The psychological logos is thus: First, the denial of rejection in life, and second, the denial of entropy in death drive every strange opinion and inordinate act. The diversity of magic is a fearful denial of this reality. Accepting this dichotomy of life and death overcomes denial.
The economic logos is thus: The economy (flow of money) obeys the same law of conservation as found in physical reality. You cannot get something for nothing. Conservation is the only way to bring equilibrium between the rich and the poor. Just as the energy in a closed system remains constant, the solution to economic constancy is to create small community systems in equilibrium. The world, nation and state are like singularities that do not foster the principle of conservation to the smaller bodies. Large bodies of equilibrium create diversity and destruction to the smaller community. Free
enterprise is a better opposition between communities and Sates and not between individuals. Individuals must be in equilibrium and unity with each and every member of the community. Unity must be with the team as in a beehive, but if the community is too large make another hive. National and international centralization denies individual and community responsibility.
The Christian logos is thus: The word is in Christ and not in the tradition. Diversity of belief, custom and ordinance becomes a denial of his word.

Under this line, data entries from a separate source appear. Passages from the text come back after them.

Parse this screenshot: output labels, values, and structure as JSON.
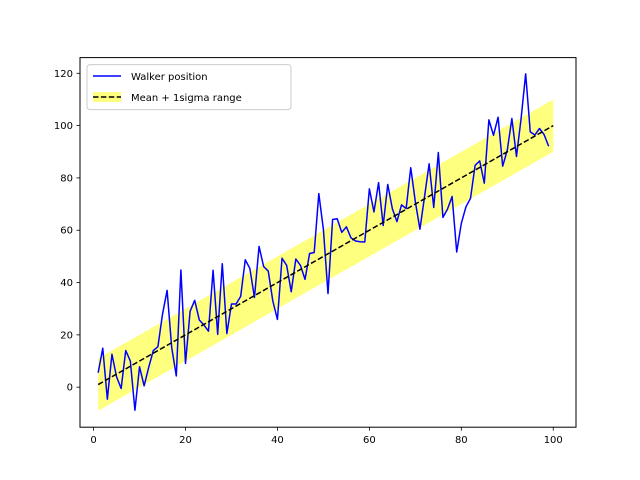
{
  "chart_data": {
    "type": "line",
    "title": "",
    "xlabel": "",
    "ylabel": "",
    "xlim": [
      -2.95,
      104.95
    ],
    "ylim": [
      -15.3,
      126.0
    ],
    "xticks": [
      0,
      20,
      40,
      60,
      80,
      100
    ],
    "yticks": [
      0,
      20,
      40,
      60,
      80,
      100,
      120
    ],
    "grid": false,
    "legend_position": "top-left",
    "x": [
      1,
      2,
      3,
      4,
      5,
      6,
      7,
      8,
      9,
      10,
      11,
      12,
      13,
      14,
      15,
      16,
      17,
      18,
      19,
      20,
      21,
      22,
      23,
      24,
      25,
      26,
      27,
      28,
      29,
      30,
      31,
      32,
      33,
      34,
      35,
      36,
      37,
      38,
      39,
      40,
      41,
      42,
      43,
      44,
      45,
      46,
      47,
      48,
      49,
      50,
      51,
      52,
      53,
      54,
      55,
      56,
      57,
      58,
      59,
      60,
      61,
      62,
      63,
      64,
      65,
      66,
      67,
      68,
      69,
      70,
      71,
      72,
      73,
      74,
      75,
      76,
      77,
      78,
      79,
      80,
      81,
      82,
      83,
      84,
      85,
      86,
      87,
      88,
      89,
      90,
      91,
      92,
      93,
      94,
      95,
      96,
      97,
      98,
      99,
      100
    ],
    "series": [
      {
        "name": "Walker position",
        "style": "solid",
        "color": "#0000ff",
        "values": [
          5.5,
          14.9,
          -4.6,
          12.6,
          4.0,
          -0.5,
          14.0,
          10.0,
          -8.8,
          7.8,
          0.5,
          7.6,
          14.0,
          15.5,
          27.9,
          37.0,
          15.1,
          4.3,
          44.8,
          9.1,
          29.0,
          33.2,
          25.7,
          23.8,
          21.4,
          44.7,
          20.2,
          47.2,
          20.5,
          31.8,
          31.8,
          34.7,
          48.7,
          45.4,
          34.3,
          53.8,
          46.1,
          44.4,
          32.9,
          25.9,
          49.3,
          46.6,
          36.5,
          49.0,
          46.6,
          41.2,
          51.1,
          51.5,
          74.0,
          60.3,
          35.8,
          64.1,
          64.4,
          59.2,
          61.3,
          57.1,
          55.9,
          55.6,
          55.5,
          75.8,
          67.0,
          78.2,
          61.8,
          77.5,
          68.2,
          63.3,
          69.7,
          68.3,
          83.9,
          70.9,
          60.4,
          72.8,
          85.4,
          68.7,
          89.7,
          64.9,
          68.1,
          72.9,
          51.7,
          62.6,
          68.9,
          72.2,
          84.8,
          86.5,
          78.0,
          102.2,
          96.3,
          103.2,
          84.5,
          90.6,
          102.7,
          88.2,
          102.6,
          119.8,
          97.6,
          96.4,
          98.9,
          96.6,
          92.1,
          null
        ]
      },
      {
        "name": "Mean + 1sigma range",
        "style": "dashed",
        "color": "#000000",
        "x_range": [
          1,
          100
        ],
        "values_range": [
          1,
          100
        ]
      }
    ],
    "band": {
      "color": "#ffff00",
      "opacity": 0.5,
      "lower_offset": -10,
      "upper_offset": 10
    }
  }
}
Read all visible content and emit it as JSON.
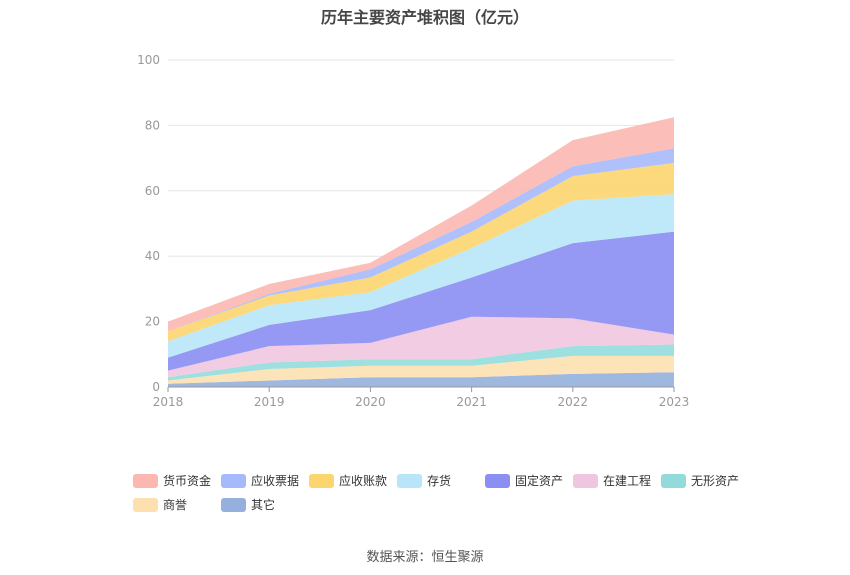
{
  "chart_data": {
    "type": "area",
    "stacked": true,
    "title": "历年主要资产堆积图（亿元）",
    "categories": [
      "2018",
      "2019",
      "2020",
      "2021",
      "2022",
      "2023"
    ],
    "ylim": [
      0,
      100
    ],
    "yticks": [
      0,
      20,
      40,
      60,
      80,
      100
    ],
    "grid": true,
    "legend_position": "bottom",
    "series": [
      {
        "name": "其它",
        "color": "#95b0dc",
        "values": [
          1,
          2,
          3,
          3,
          4,
          4.5
        ]
      },
      {
        "name": "商誉",
        "color": "#fde0b0",
        "values": [
          1,
          3.5,
          3.5,
          3.5,
          5.5,
          5
        ]
      },
      {
        "name": "无形资产",
        "color": "#93dbdb",
        "values": [
          1,
          2,
          2,
          2,
          3,
          3.5
        ]
      },
      {
        "name": "在建工程",
        "color": "#efc6e0",
        "values": [
          2,
          5,
          5,
          13,
          8.5,
          3
        ]
      },
      {
        "name": "固定资产",
        "color": "#8b8ef2",
        "values": [
          4,
          6.5,
          10,
          12,
          23,
          31.5
        ]
      },
      {
        "name": "存货",
        "color": "#b8e6f8",
        "values": [
          5,
          6,
          5.5,
          9,
          13,
          11.5
        ]
      },
      {
        "name": "应收账款",
        "color": "#fdd56f",
        "values": [
          3,
          3,
          4.5,
          5,
          7.5,
          9.5
        ]
      },
      {
        "name": "应收票据",
        "color": "#a6b9fb",
        "values": [
          0,
          0.5,
          2.5,
          3,
          3,
          4.5
        ]
      },
      {
        "name": "货币资金",
        "color": "#fcb7b1",
        "values": [
          3,
          3,
          2,
          5,
          8,
          9.5
        ]
      }
    ]
  },
  "legend_order": [
    "货币资金",
    "应收票据",
    "应收账款",
    "存货",
    "固定资产",
    "在建工程",
    "无形资产",
    "商誉",
    "其它"
  ],
  "source_note": "数据来源：恒生聚源"
}
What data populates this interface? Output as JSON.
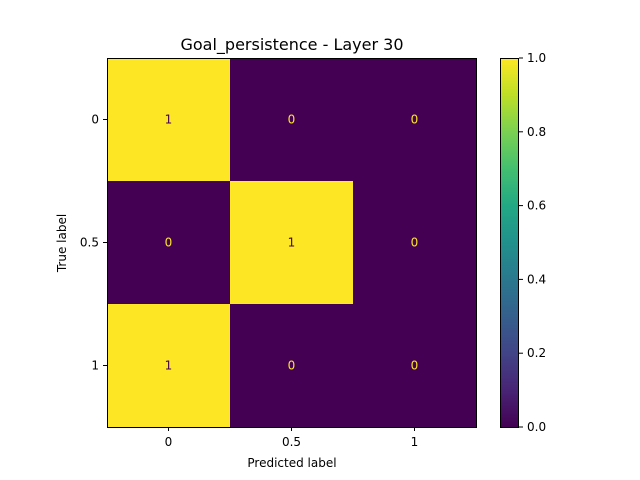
{
  "chart_data": {
    "type": "heatmap",
    "title": "Goal_persistence - Layer 30",
    "xlabel": "Predicted label",
    "ylabel": "True label",
    "x_categories": [
      "0",
      "0.5",
      "1"
    ],
    "y_categories": [
      "0",
      "0.5",
      "1"
    ],
    "values": [
      [
        1,
        0,
        0
      ],
      [
        0,
        1,
        0
      ],
      [
        1,
        0,
        0
      ]
    ],
    "cell_labels": [
      [
        "1",
        "0",
        "0"
      ],
      [
        "0",
        "1",
        "0"
      ],
      [
        "1",
        "0",
        "0"
      ]
    ],
    "colormap": "viridis",
    "colorbar": {
      "range": [
        0.0,
        1.0
      ],
      "ticks": [
        {
          "value": 0.0,
          "label": "0.0"
        },
        {
          "value": 0.2,
          "label": "0.2"
        },
        {
          "value": 0.4,
          "label": "0.4"
        },
        {
          "value": 0.6,
          "label": "0.6"
        },
        {
          "value": 0.8,
          "label": "0.8"
        },
        {
          "value": 1.0,
          "label": "1.0"
        }
      ]
    },
    "colors": {
      "low": "#440154",
      "high": "#fde725",
      "label_on_low": "#fde725",
      "label_on_high": "#440154"
    },
    "grid": false
  }
}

The political logos is thus: The opposition of two parties creates
the atmosphere of the democratic process. A single party is destructive and
the multiplicity of parties will also lead a nation into bondage. The only way a multiplicity of parties will benefit is if the highest two choices
are represented in another election. Choice by singularity or multiplicity is not choice of the people. Choice is by dual opposition. Fostering anything contrary to a duality of opposition yields power to the state, the warmonger and the bureaucratic money mogul.

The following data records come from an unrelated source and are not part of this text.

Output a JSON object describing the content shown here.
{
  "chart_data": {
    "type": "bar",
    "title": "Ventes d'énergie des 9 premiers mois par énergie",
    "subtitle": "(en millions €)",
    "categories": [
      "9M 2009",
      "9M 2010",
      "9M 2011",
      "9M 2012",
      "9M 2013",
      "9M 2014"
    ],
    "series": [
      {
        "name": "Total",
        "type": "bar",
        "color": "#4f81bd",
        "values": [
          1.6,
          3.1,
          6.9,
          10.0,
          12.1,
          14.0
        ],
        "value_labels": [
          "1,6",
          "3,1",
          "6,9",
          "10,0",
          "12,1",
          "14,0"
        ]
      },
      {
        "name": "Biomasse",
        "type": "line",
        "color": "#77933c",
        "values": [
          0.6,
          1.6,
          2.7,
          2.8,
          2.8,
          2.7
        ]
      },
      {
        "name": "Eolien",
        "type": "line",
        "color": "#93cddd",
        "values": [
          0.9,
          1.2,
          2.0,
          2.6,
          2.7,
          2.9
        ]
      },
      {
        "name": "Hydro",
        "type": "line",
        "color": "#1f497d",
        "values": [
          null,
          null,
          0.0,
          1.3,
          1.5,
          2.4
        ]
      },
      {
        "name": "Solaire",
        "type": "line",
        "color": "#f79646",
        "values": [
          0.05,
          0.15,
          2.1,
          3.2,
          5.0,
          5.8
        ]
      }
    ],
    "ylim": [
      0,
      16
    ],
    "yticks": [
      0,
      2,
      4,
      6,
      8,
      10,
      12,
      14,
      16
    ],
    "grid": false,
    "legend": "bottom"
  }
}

God’s Creation logos is thus: There must be opposition in all things
otherwise there is no existence. Anything contrary to this is a denial of
reality altogether.
Samuel Lewis logos is this: There are a minimum of two realities and a maximum of three. The third is not in opposition, but will bring the two opposites into equilibrium. All things are yin and yang, magnetic and electric or positive and negative. Unity is the equilibrium brought about by a third. Today that all things are Chi, Prana, or as in western thinking Light, is not a singularity. Light is a dichotomy in equilibrium. Opposition is inherent in light and must be the basis of all existence. Denial of this is the manifestation of suppressed fear of oblivion.